The operator-precedence parsing is also known as Pratt parsing.
This implementation is extended for mixfix operators which are operators
consists of multi parts (e.g. ... ? ... : ...
operator).
Usage
RPrec::Grammar
is a grammar of the target language and also behaves
its parser.
We have a RPrec::DSL
to easily build a RPrec::Grammar
instance.
The below is an example grammar for simple arithmetic expressions.
grammar = RPrec::DSL.build do
prec :main => :add_sub
prec :add_sub => :mul_div do
left_assoc '+' do |left, op_tok, right|
[:add, left, right]
end
left_assoc '-' do |left, op_tok, right|
[:sub, left, right]
end
end
prec :mul_div => :unary do
left_assoc '*' do |left, op_tok, right|
[:mul, left, right]
end
left_assoc '/' do |left, op_tok, right|
[:div, left, right]
end
end
prec :unary => :atom do
prefix '+' do |op_tok, expr|
[:plus, expr]
end
prefix '-' do |op_tok, expr|
[:minus, expr]
end
end
prec :atom do
closed 'nat' do |nat_tok|
[:nat, nat_tok.value]
end
closed '(', :add_sub, ')' do |lpar_tok, expr, rpar_tok|
[:paren, expr]
end
end
end
Here, prec
is the only available method in the RPrec::DSL
context.
This method is for defining a precedence and takes the argument of one of the
following forms: name => succs
, name => succs
, and name
.
prec name => succ
is an alias for prec name => [succ]
and prec name
is
an alias for prec name => []
. succs
is an array of precedence names which
have higher binding powers than this precedence's. Precedence names must be
symbols.
prec
also can take a block to define operators belonging to this
precedence. Operators can be defined by the following eight methods:
prefix key, *parts, &block
postfix key, *parts, &block
non_assoc_prefix key, *parts, &block
non_assoc_postfix key, *parts, &block
closed key, *parts, &block
left_assoc key, *parts, &block
right_assoc key, *parts, &block
non_assoc key, *parts, &block
They define operators with their own name associativity. The first argument
key
specifies the key token that is used to determine which the operator to
be parsed. The rest arguments are parts
: they consist of precedence names
or tokens, meaning that they are required after the key token. They can take
a block, which is an action called on parsed.
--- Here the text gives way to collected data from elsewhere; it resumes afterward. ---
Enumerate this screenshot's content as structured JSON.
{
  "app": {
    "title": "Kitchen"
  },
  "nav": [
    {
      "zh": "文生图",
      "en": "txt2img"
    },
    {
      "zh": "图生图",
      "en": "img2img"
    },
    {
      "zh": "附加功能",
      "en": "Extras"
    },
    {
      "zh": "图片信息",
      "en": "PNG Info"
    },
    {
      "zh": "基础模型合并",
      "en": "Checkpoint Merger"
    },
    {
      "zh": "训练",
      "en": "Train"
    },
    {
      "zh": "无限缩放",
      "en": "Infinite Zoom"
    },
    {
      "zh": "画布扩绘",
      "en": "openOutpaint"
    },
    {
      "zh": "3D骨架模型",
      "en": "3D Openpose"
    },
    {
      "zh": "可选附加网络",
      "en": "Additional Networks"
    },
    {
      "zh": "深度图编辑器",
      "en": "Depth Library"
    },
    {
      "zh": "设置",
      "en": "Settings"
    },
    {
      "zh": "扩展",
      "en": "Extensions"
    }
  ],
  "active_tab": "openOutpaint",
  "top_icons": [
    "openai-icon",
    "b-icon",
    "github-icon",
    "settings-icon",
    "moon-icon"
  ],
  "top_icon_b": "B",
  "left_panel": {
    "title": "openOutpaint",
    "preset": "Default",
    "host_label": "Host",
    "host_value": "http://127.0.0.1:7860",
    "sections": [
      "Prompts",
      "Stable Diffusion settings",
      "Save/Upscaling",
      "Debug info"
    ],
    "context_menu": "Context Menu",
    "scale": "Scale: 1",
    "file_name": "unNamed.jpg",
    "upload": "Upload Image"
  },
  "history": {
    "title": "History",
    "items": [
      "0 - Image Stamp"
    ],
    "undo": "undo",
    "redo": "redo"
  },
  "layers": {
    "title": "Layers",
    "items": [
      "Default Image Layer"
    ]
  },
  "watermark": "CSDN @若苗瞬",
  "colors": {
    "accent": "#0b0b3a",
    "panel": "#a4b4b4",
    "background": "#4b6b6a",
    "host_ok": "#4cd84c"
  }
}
To parse a string using this grammar, we can use the RPrec::Grammar#parse
method. This method takes a RPrec::Stream
object. RPrec::Stream
is a token stream (an array) with convenient methods for parsing. It can be
created easily by using RPrec::ArrayStream
class.
# A stream for the source `"1 + 2 * 3"`.
stream = RPrec::ArrayStream.new([
RPrec::Token.new('nat', 1),
RPrec::Token.new('+'),
RPrec::Token.new('nat', 2),
RPrec::Token.new('*'),
RPrec::Token.new('nat', 3),
])
grammar.parse(stream)
# => [:add, [:nat, 1], [:mul, [:nat, 2], [:nat, 3]]]
Limitations
This implementation assumes that an operator can be determined by the current token on parsing. If a grammar is not so, this reports the "Conflict with the key token ..." error.
For example, the following grammar is rejected because the key token '['
is conflicted.
grammar = RPrec::DSL.build do
prec :range do
closed '[', :int, ',', :int, ']'
closed '[', :int, ',', :int, ')'
end
end
# raises "Conflict with the key token '['"
References
Defined Under Namespace
Classes: ArrayStream, DSL, Error, Grammar, Op, ParseError, Prec, RegexpLexer, RegexpStream, Stream, Token
Constant Summary collapse
- VERSION =
The version.
'1.0.0'